Le spese generali hanno avuto un impatto pari a -39 milioni di euro e l’effetto “Altro” ammonta a +44 milioni di euro, grazie all’ottima performance delle attività post-vendita.

Il contributo di Mobilize Financial Services al margine operativo del Gruppo si attesta a 753 milioni di euro, in crescita di 85 milioni di euro rispetto al primo semestre 2025. Tale risultato è imputabile soprattutto al proseguimento della forte crescita dell’attività di finanziamento alla clientela nonché al miglioramento del margine per contratto di finanziamento.

Gli altri proventi e oneri di gestione risultano negativi per -441 milioni di euro e comprendono costi di ristrutturazione per -313 milioni di euro. Si ricorda che gli altri proventi e oneri di gestione del primo semestre 2025 ammontavano a -10,1 miliardi di euro e comprendevano la perdita non cash di -9,3 miliardi di euro dovuta alla modifica del metodo contabile di trattamento della partecipazione di Renault Group in Nissan a partire dal 30 giugno 2025.

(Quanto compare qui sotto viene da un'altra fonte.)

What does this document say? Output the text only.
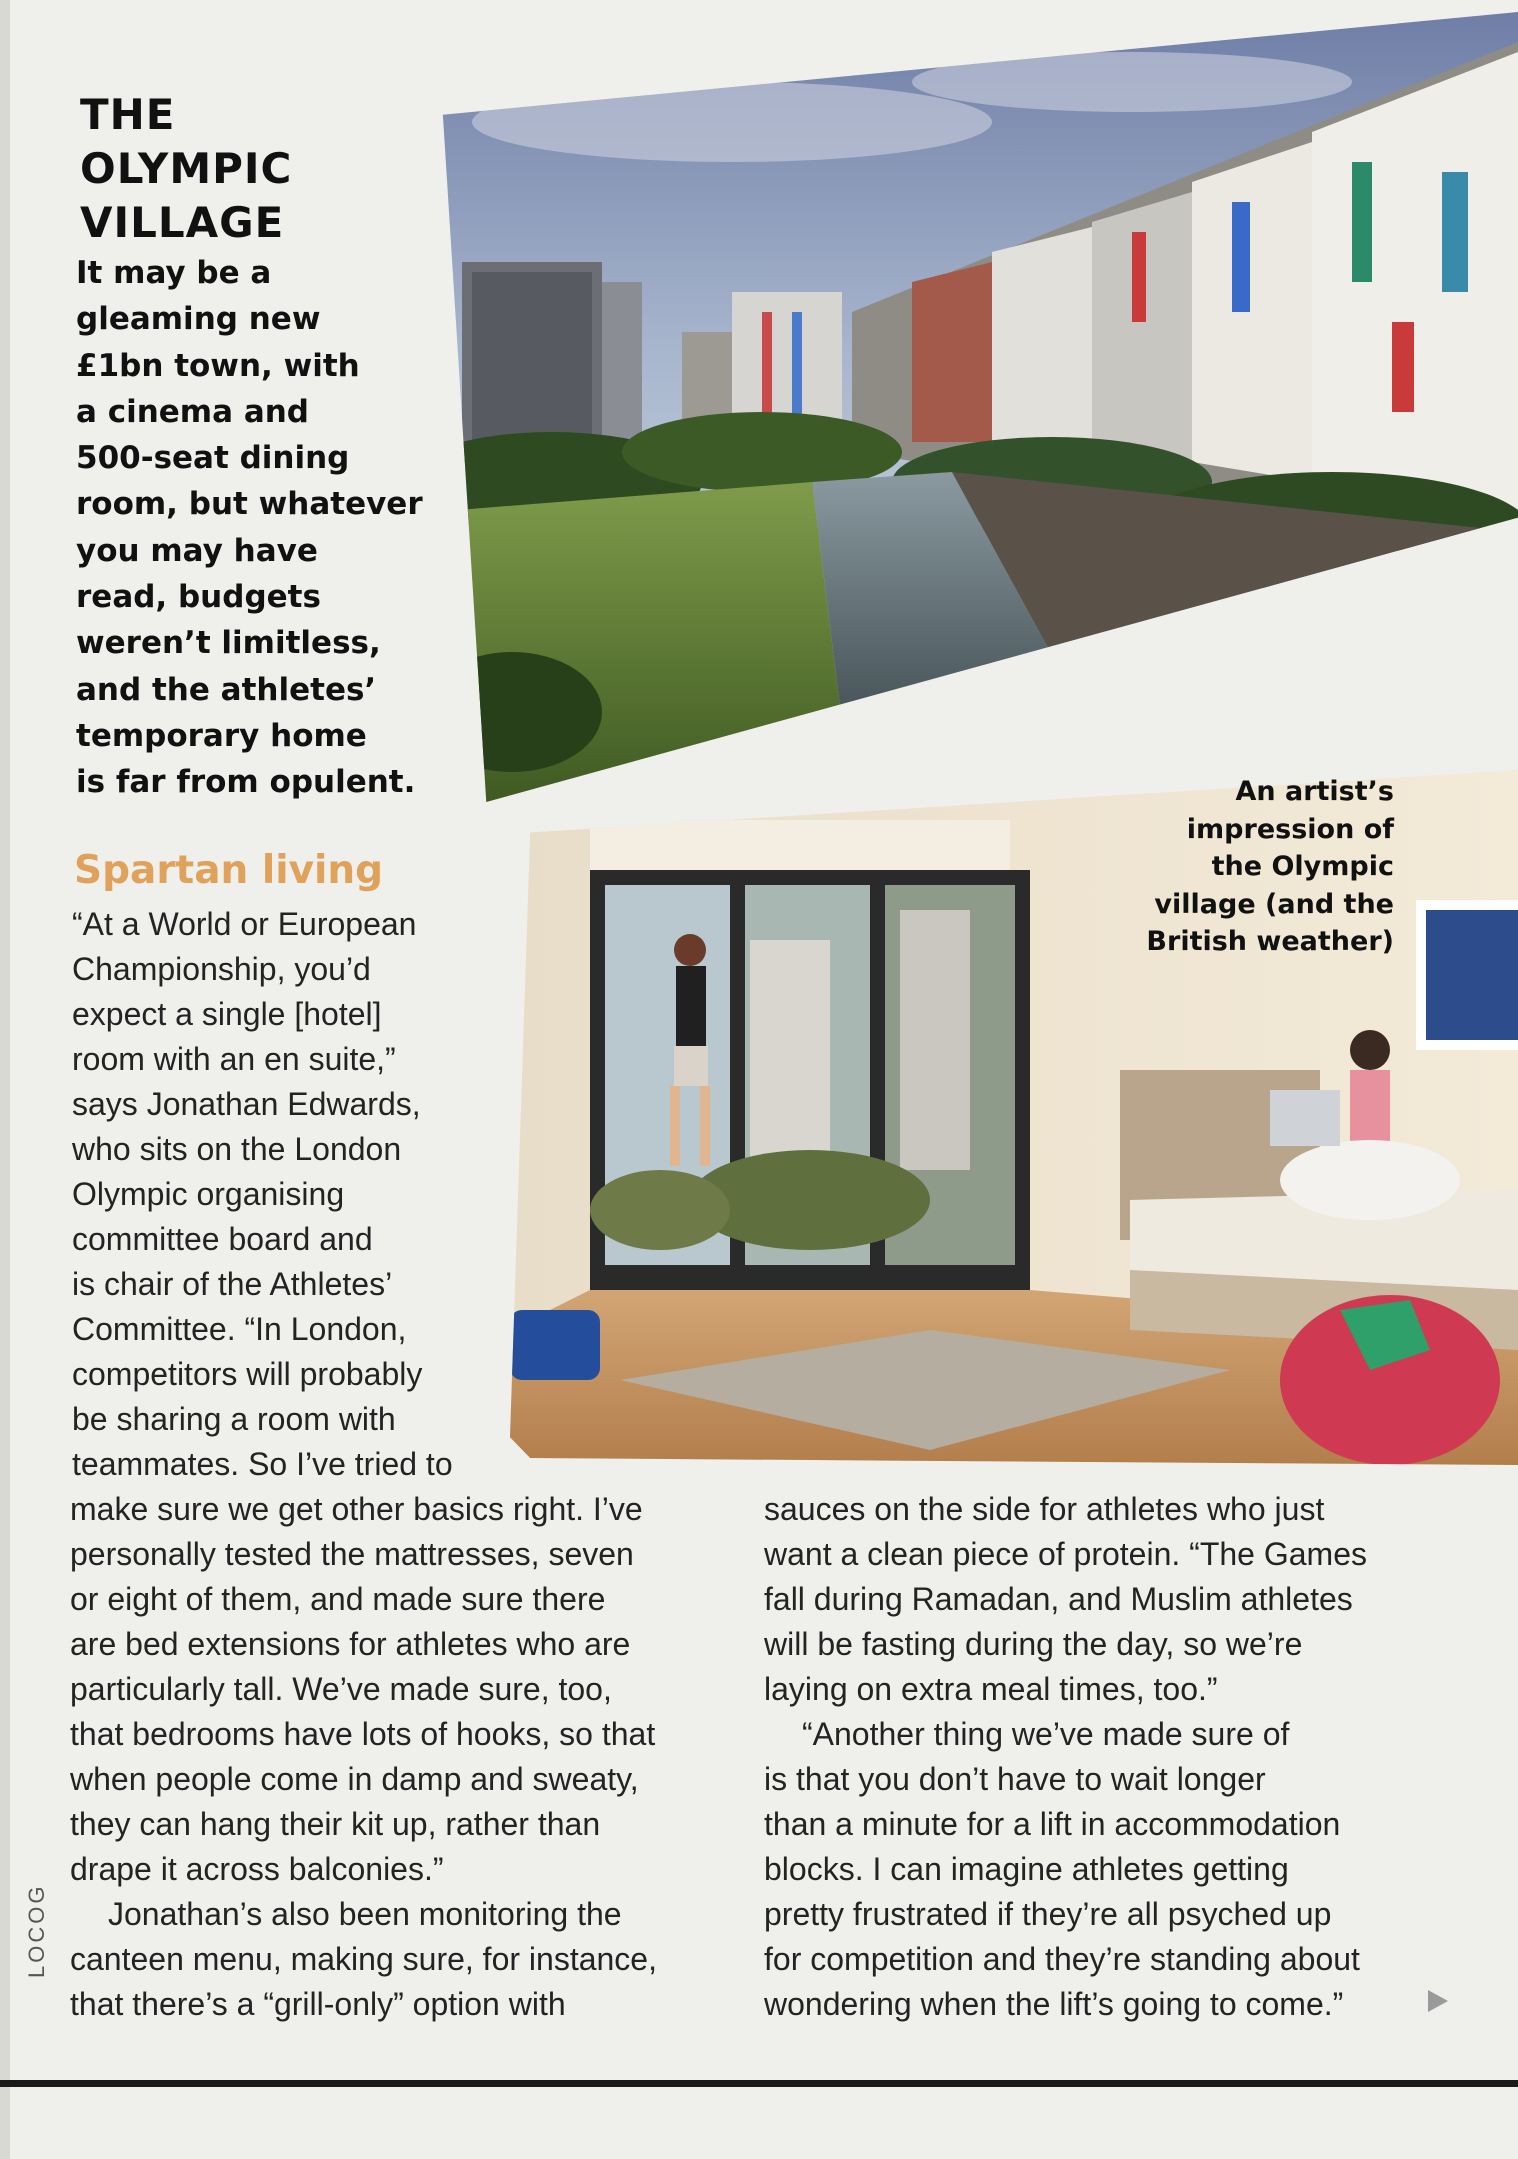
THE
OLYMPIC
VILLAGE

It may be a
gleaming new
£1bn town, with
a cinema and
500-seat dining
room, but whatever
you may have
read, budgets
weren’t limitless,
and the athletes’
temporary home
is far from opulent.

Spartan living

“At a World or European
Championship, you’d
expect a single [hotel]
room with an en suite,”
says Jonathan Edwards,
who sits on the London
Olympic organising
committee board and
is chair of the Athletes’
Committee. “In London,
competitors will probably
be sharing a room with
teammates. So I’ve tried to

An artist’s
impression of
the Olympic
village (and the
British weather)

make sure we get other basics right. I’ve
personally tested the mattresses, seven
or eight of them, and made sure there
are bed extensions for athletes who are
particularly tall. We’ve made sure, too,
that bedrooms have lots of hooks, so that
when people come in damp and sweaty,
they can hang their kit up, rather than
drape it across balconies.”
Jonathan’s also been monitoring the
canteen menu, making sure, for instance,
that there’s a “grill-only” option with

sauces on the side for athletes who just
want a clean piece of protein. “The Games
fall during Ramadan, and Muslim athletes
will be fasting during the day, so we’re
laying on extra meal times, too.”
“Another thing we’ve made sure of
is that you don’t have to wait longer
than a minute for a lift in accommodation
blocks. I can imagine athletes getting
pretty frustrated if they’re all psyched up
for competition and they’re standing about
wondering when the lift’s going to come.”

LOCOG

Tenuto conto degli altri proventi e oneri di gestione, il risultato operativo del Gruppo si attesta a 1.126 milioni di euro rispetto a -8.404 milioni di euro nel primo semestre 2025.

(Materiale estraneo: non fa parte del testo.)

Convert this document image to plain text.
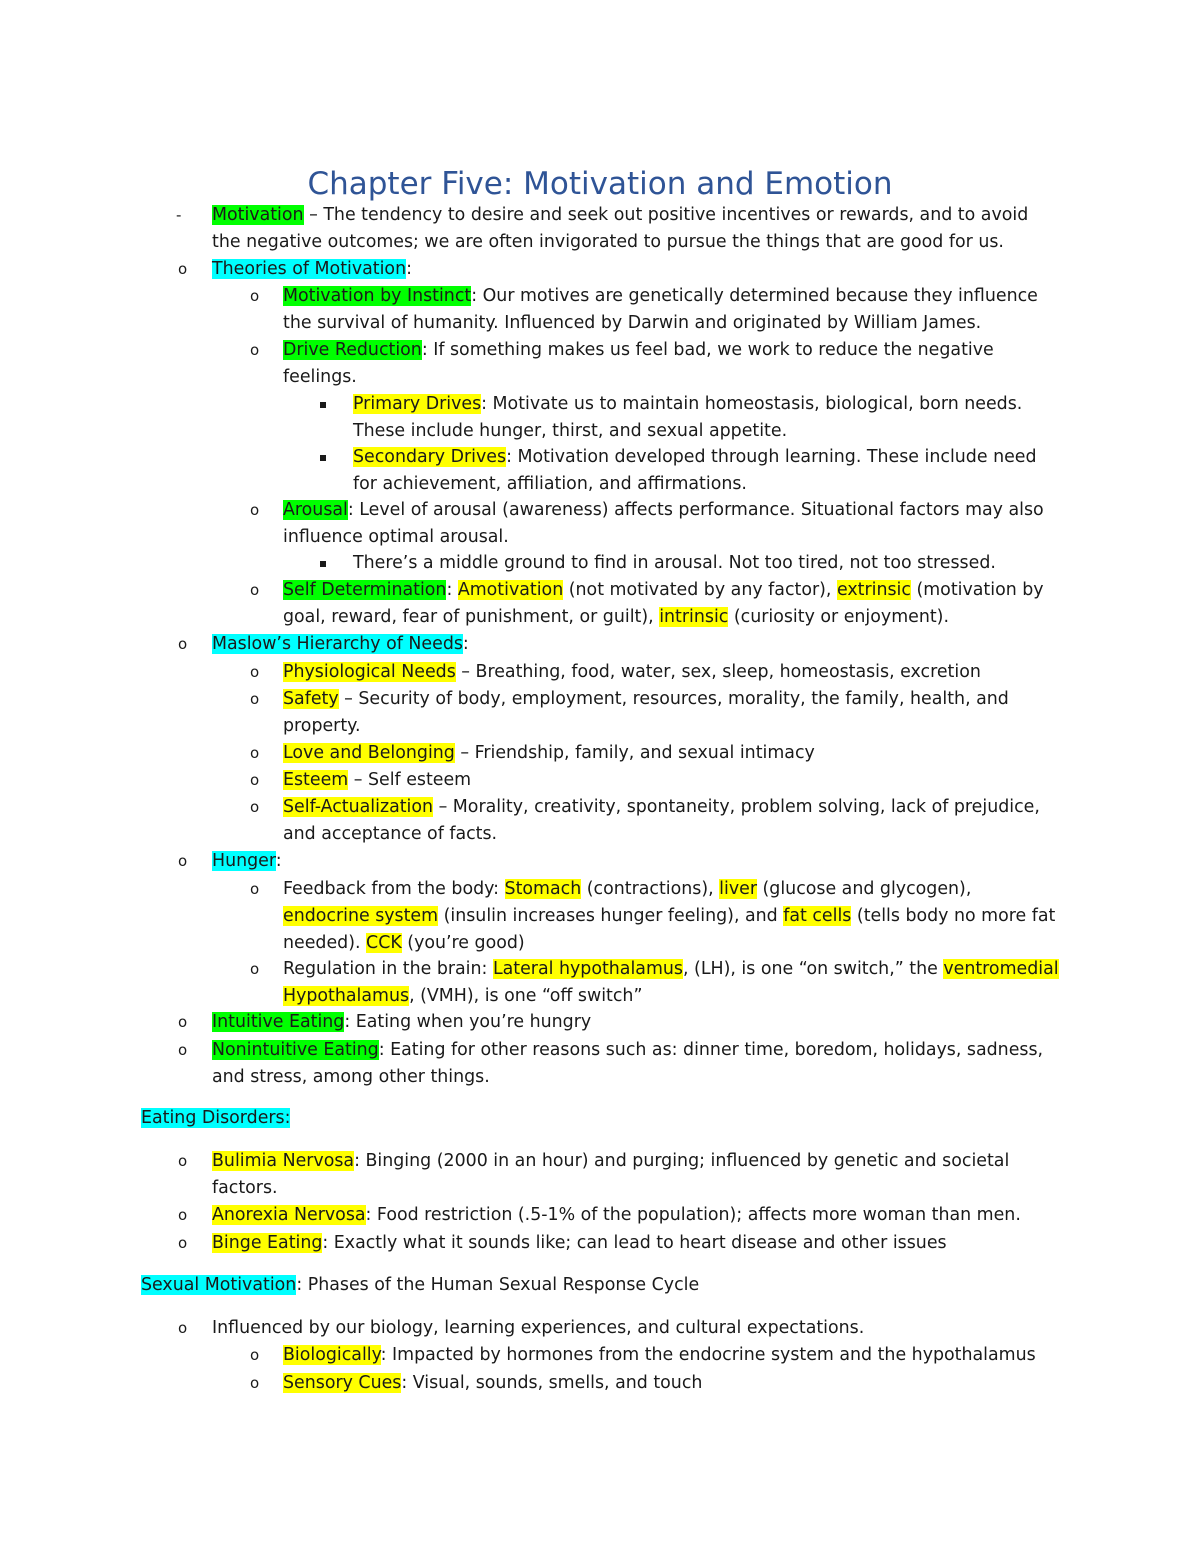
Chapter Five: Motivation and Emotion
- Motivation – The tendency to desire and seek out positive incentives or rewards, and to avoid
the negative outcomes; we are often invigorated to pursue the things that are good for us.
o Theories of Motivation:
o Motivation by Instinct: Our motives are genetically determined because they influence
the survival of humanity. Influenced by Darwin and originated by William James.
o Drive Reduction: If something makes us feel bad, we work to reduce the negative
feelings.
Primary Drives: Motivate us to maintain homeostasis, biological, born needs.
These include hunger, thirst, and sexual appetite.
Secondary Drives: Motivation developed through learning. These include need
for achievement, affiliation, and affirmations.
o Arousal: Level of arousal (awareness) affects performance. Situational factors may also
influence optimal arousal.
There’s a middle ground to find in arousal. Not too tired, not too stressed.
o Self Determination: Amotivation (not motivated by any factor), extrinsic (motivation by
goal, reward, fear of punishment, or guilt), intrinsic (curiosity or enjoyment).
o Maslow’s Hierarchy of Needs:
o Physiological Needs – Breathing, food, water, sex, sleep, homeostasis, excretion
o Safety – Security of body, employment, resources, morality, the family, health, and
property.
o Love and Belonging – Friendship, family, and sexual intimacy
o Esteem – Self esteem
o Self-Actualization – Morality, creativity, spontaneity, problem solving, lack of prejudice,
and acceptance of facts.
o Hunger:
o Feedback from the body: Stomach (contractions), liver (glucose and glycogen),
endocrine system (insulin increases hunger feeling), and fat cells (tells body no more fat
needed). CCK (you’re good)
o Regulation in the brain: Lateral hypothalamus, (LH), is one “on switch,” the ventromedial
Hypothalamus, (VMH), is one “off switch”
o Intuitive Eating: Eating when you’re hungry
o Nonintuitive Eating: Eating for other reasons such as: dinner time, boredom, holidays, sadness,
and stress, among other things.
Eating Disorders:
o Bulimia Nervosa: Binging (2000 in an hour) and purging; influenced by genetic and societal
factors.
o Anorexia Nervosa: Food restriction (.5-1% of the population); affects more woman than men.
o Binge Eating: Exactly what it sounds like; can lead to heart disease and other issues
Sexual Motivation: Phases of the Human Sexual Response Cycle
o Influenced by our biology, learning experiences, and cultural expectations.
o Biologically: Impacted by hormones from the endocrine system and the hypothalamus
o Sensory Cues: Visual, sounds, smells, and touch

Il free cash-flow del Ramo Auto ammonta a 653 milioni di euro. Tale importo comprende le spese di ristrutturazione per 200 milioni di euro ed una variazione negativa del fabbisogno di capitale circolante pari a -226 milioni di euro. Quest’ultima comprende circa 300 milioni per acconti versati dai partner citati in precedenza.

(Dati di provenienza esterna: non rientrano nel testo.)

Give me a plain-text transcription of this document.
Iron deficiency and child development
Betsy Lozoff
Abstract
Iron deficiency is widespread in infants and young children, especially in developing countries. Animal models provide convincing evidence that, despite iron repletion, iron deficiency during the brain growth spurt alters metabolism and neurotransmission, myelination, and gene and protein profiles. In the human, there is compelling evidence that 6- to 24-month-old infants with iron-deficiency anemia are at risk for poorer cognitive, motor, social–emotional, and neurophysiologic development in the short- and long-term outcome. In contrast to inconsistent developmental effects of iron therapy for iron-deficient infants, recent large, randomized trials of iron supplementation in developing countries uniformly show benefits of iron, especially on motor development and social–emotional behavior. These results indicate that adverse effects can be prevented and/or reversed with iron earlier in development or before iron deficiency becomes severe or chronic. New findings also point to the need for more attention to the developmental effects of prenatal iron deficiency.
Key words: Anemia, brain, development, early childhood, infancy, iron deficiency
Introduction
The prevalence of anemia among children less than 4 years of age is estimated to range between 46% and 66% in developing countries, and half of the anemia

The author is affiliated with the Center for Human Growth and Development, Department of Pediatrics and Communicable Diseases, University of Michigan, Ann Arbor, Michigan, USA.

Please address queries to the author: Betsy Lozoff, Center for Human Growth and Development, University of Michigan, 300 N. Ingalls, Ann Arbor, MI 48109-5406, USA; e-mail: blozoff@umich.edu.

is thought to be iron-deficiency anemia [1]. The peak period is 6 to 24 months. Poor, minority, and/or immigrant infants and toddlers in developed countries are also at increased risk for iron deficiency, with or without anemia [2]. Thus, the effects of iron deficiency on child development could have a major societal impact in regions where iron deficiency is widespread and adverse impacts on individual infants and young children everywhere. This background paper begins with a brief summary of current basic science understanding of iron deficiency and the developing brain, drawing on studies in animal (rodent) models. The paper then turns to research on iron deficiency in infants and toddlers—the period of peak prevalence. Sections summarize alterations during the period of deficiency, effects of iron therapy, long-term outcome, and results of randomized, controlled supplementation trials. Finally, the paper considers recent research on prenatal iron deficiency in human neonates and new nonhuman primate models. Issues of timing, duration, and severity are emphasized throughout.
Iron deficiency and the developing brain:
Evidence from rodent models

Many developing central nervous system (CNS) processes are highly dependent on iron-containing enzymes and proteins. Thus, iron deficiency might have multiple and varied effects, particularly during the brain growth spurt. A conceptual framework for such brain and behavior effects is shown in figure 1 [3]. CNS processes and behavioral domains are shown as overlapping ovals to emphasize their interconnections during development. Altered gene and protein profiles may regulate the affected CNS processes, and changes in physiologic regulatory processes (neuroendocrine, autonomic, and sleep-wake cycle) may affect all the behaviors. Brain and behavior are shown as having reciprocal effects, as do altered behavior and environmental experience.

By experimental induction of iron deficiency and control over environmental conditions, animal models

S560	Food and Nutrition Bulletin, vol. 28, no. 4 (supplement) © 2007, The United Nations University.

Al 30 giugno 2026, la posizione finanziaria netta del Ramo Auto è pari a 6.570 milioni di euro rispetto a 7.335 milioni di euro al 31 dicembre 2025. Oltre alla generazione di free cash-flow, quest’evoluzione è imputabile soprattutto ai dividendi versati agli azionisti per -655 milioni di euro e agli investitori finanziari netti per -605 milioni di euro. Questi ultimi sono soprattutto legati all’impatto del consolidamento di Flexis con il metodo integrale.

La riserva di liquidità del Ramo Auto a fine giugno 2026 registra livelli elevati, pari a 17,7 miliardi di euro.

François Provost, CEO di Renault Group, ha dichiarato: “La nostra solida performance nel primo semestre dimostra che futuREady è ben più di un piano strategico. futuREady diventa il nostro nuovo modus operandi. futuREady è un piano basato sulla crescita, che sta già dando i primi risultati concreti, come dimostra l’aumento del 10% del fatturato, trainato dalla forte dinamica dei prodotti di futuREady. Nel primo semestre, abbiamo lanciato Clio VI e Twingo E-Tech Electric in Europa, ma anche Boreal e Duster nei mercati internazionali, tutti dotati di motorizzazioni elettrificate. Questa dinamica subirà un’accelerazione nel secondo semestre con il lancio di Renault Niagara sui mercati internazionali, di Nuova Renault Megane E-Tech Electric, Dacia Striker, Dacia Sandero HEV e Nuova Dacia Spring, mentre la produzione del primo Software Defined Vehicle europeo, Trafic Van E-Tech Electric, comincerà prima di fine anno. futuREady è ora al centro di tutte le nostre iniziative e si sta estendendo a tutto il Gruppo per trasformare la nostra success story in un success system. La divisione ingegneria si sta organizzando per consentire processi decisionali più rapidi, mentre il ciclo di sviluppo dei veicoli in due anni diventa per noi il nuovo standard. Implementando rigorosamente il piano, abbiamo raggiunto l’obiettivo di ridurre i costi nel primo semestre e, nonostante l’attuale contesto difficile, la solidità dei nostri fondamentali ci consente di ottenere una buona redditività e free cash-flow investendo, al contempo, nella nostra crescita futura. Il Gruppo si avvale di un business model virtuoso, trainato al tempo stesso dalla performance del Ramo Auto e da quella della nostra Finanziaria captive di prim’ordine, Mobilize Financial Services. MFS rappresenta un grande vantaggio competitivo che ci differenzia dagli altri player del settore. La qualità dei risultati che abbiamo conseguito nel primo semestre, unita alla dinamica del piano prodotto e al proseguimento dell’attuazione del piano futuREady, ci infonde la fiducia necessaria per confermare le prospettive finanziarie del 2026”.

In un contesto difficile, Renault Group conferma le prospettive finanziarie 2026: Margine operativo del Gruppo pari a circa il 5,5% del fatturato del Gruppo; Free cash-flow del Ramo Auto pari a circa 1,0 miliardi di euro.